I’ve always been partial to the simple lines and classic beauty of the American Arts and Crafts aesthetic whether it’s architecture, furniture or other elements in and around the home.
The beauty of this style is in the attention to small, natural details beautifully executed. HGTV’s Chantel Simmons‘ post about Arts and Crafts as a design style provides just the right amount of introduction. Look for more stories about this style in future posts on Spin It Up Local, but for now, please enjoy Chantel’s post.
Design Style: Arts and Crafts
Handmade, woodworked, organic and natural, Arts and Crafts decor creates a look of simplicity, functionality and quality in any room of your home.
Based on the concept of handcrafted goods, Arts and Crafts decor centres around rectilinear style (items that consist of straight lines). Most typical examples of Arts and Crafts include large wooden furniture pieces, such as dining and coffee tables, cabinets, couches and chairs, but also includes textiles, wall and floor coverings, lamps and accent pieces that can transform a space into a luxe living area or a cozy, comfortable escape.
A Brief History
Arts and Crafts emerged as an aesthetics movement in late 19th century England. As a result of the Industrial Revolution, many “arts” and “crafts” jobs, such as carpenters, carvers and glassworkers, became obsolete, and these craftspeople’s skills became simply hobbies. Inspired by social reform thinkers, and spearheaded by British designer William Morris (whose textiles, wall hangings and wallpaper designs are still available and popular today), the Arts and Crafts movement evolved as a way to preserve the high-quality craftsmanship of these arts and crafts workers, by enabling them to create products “for the people and by the people.” Because early manufactured goods were mass-produced, they were often poorly designed and constructed; in comparison, Arts and Crafts became a celebration of beautiful objects that displayed fine craftsmanship and attention to detail.
By the early 20th century, Arts and Crafts style traversed the Atlantic to North America, and became known as Mission style decor. Today, Arts and Crafts and Mission style are often used interchangeably; however, while both terms reflect a style of woodworked furniture, Arts and Crafts also refers to lighting, stained glass, pottery, wall and floor coverings and textiles, while Mission style has become a blending of Arts and Crafts types of furniture with Hispanic, Native American and American Southwest design influences.
How to Get the Look
To create an Arts and Crafts theme in your home, start with main pieces of furniture. Look for handmade, simple solid wood tables made of oak, maple or light cherry wood. Tables often have square spindle legs and tops may contain a glass insert but should have at least one drawer (perfect for storing placemats, coasters or board games). Couches and chairs typically have wooden frames (including backs and arms) with solid-colour cushions to create a contrast with the light wood, and can be accessorized with patterned throw cushions in lighter shades (such as cream with a leaf, floral or fruit motif). Instead of wood handles and knobs, opt for handcrafted hardware on cabinets, drawers and doors in wrought iron, bronze, or brushed aluminum.

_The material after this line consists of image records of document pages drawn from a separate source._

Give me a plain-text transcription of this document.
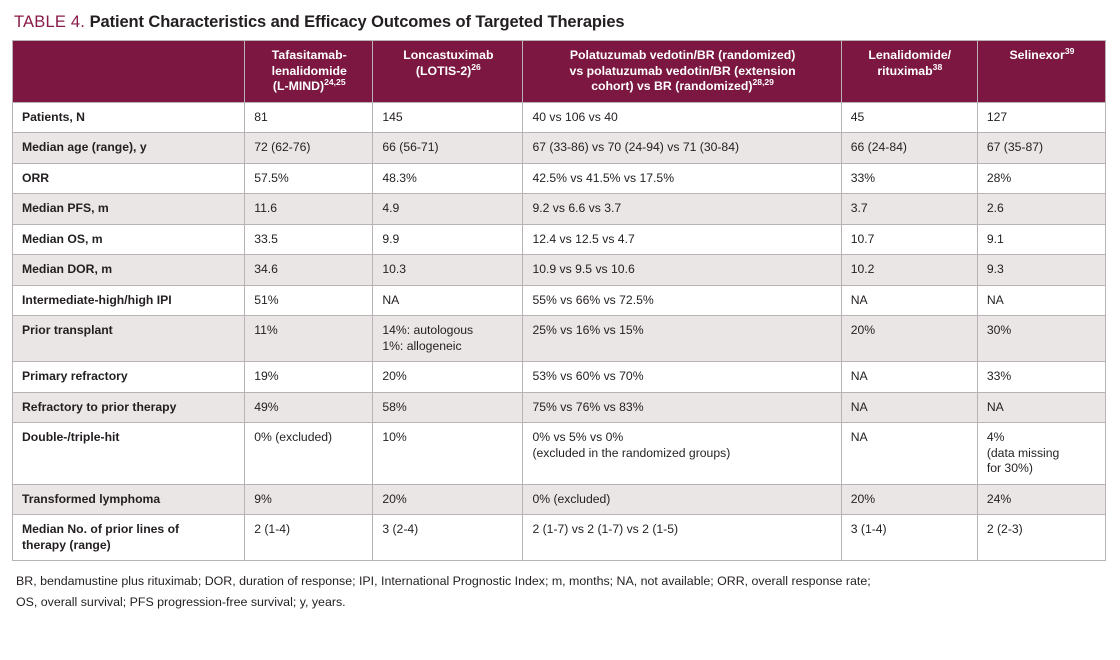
TABLE 4. Patient Characteristics and Efficacy Outcomes of Targeted Therapies
	Tafasitamab-
lenalidomide
(L-MIND)$^{24,25}$	Loncastuximab
(LOTIS-2)$^{26}$	Polatuzumab vedotin/BR (randomized)
vs polatuzumab vedotin/BR (extension
cohort) vs BR (randomized)$^{28,29}$	Lenalidomide/
rituximab$^{38}$	Selinexor$^{39}$
Patients, N	81	145	40 vs 106 vs 40	45	127
Median age (range), y	72 (62-76)	66 (56-71)	67 (33-86) vs 70 (24-94) vs 71 (30-84)	66 (24-84)	67 (35-87)
ORR	57.5%	48.3%	42.5% vs 41.5% vs 17.5%	33%	28%
Median PFS, m	11.6	4.9	9.2 vs 6.6 vs 3.7	3.7	2.6
Median OS, m	33.5	9.9	12.4 vs 12.5 vs 4.7	10.7	9.1
Median DOR, m	34.6	10.3	10.9 vs 9.5 vs 10.6	10.2	9.3
Intermediate-high/high IPI	51%	NA	55% vs 66% vs 72.5%	NA	NA
Prior transplant	11%	14%: autologous
1%: allogeneic	25% vs 16% vs 15%	20%	30%
Primary refractory	19%	20%	53% vs 60% vs 70%	NA	33%
Refractory to prior therapy	49%	58%	75% vs 76% vs 83%	NA	NA
Double-/triple-hit	0% (excluded)	10%	0% vs 5% vs 0%
(excluded in the randomized groups)	NA	4%
(data missing
for 30%)
Transformed lymphoma	9%	20%	0% (excluded)	20%	24%
Median No. of prior lines of
therapy (range)	2 (1-4)	3 (2-4)	2 (1-7) vs 2 (1-7) vs 2 (1-5)	3 (1-4)	2 (2-3)
BR, bendamustine plus rituximab; DOR, duration of response; IPI, International Prognostic Index; m, months; NA, not available; ORR, overall response rate;
OS, overall survival; PFS progression-free survival; y, years.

When painting walls, channel an autumn forest (deep reds, burnt oranges and yellows, mossy greens and chocolate browns). Create facing accent walls with textured paint in two different shades (so that a final room would have three wall colours). Alternatively, William Morris-style wallpaper or wallhangings can create texture and add a cozier feeling to a large room.
Window treatments often include wood slats, California shutters or Roman shades. For more traditional drapery, opt for diaphanous sheers paired with heavier, solid-colored drapes and simple tie-backs in fabric or with textile tassels that coordinate with wallpaper or rugs.
Because the rich walls and wood furniture may make your room appear darker, good lighting is essential. Look for table and floor lamps with wood posts and bases, then lighten up with soldered or stained glass shades. For mantels or walls, choose hammered metal or wrought-iron for variety.
When accessorizing, minimalism is key (so look for unique items that use only one or two materials), but have fun! Scour garage sales for 19th-century style items such as stained glass or ceramic tile plates, pottery, copper clocks, bronze statues or wrought-iron candleholders.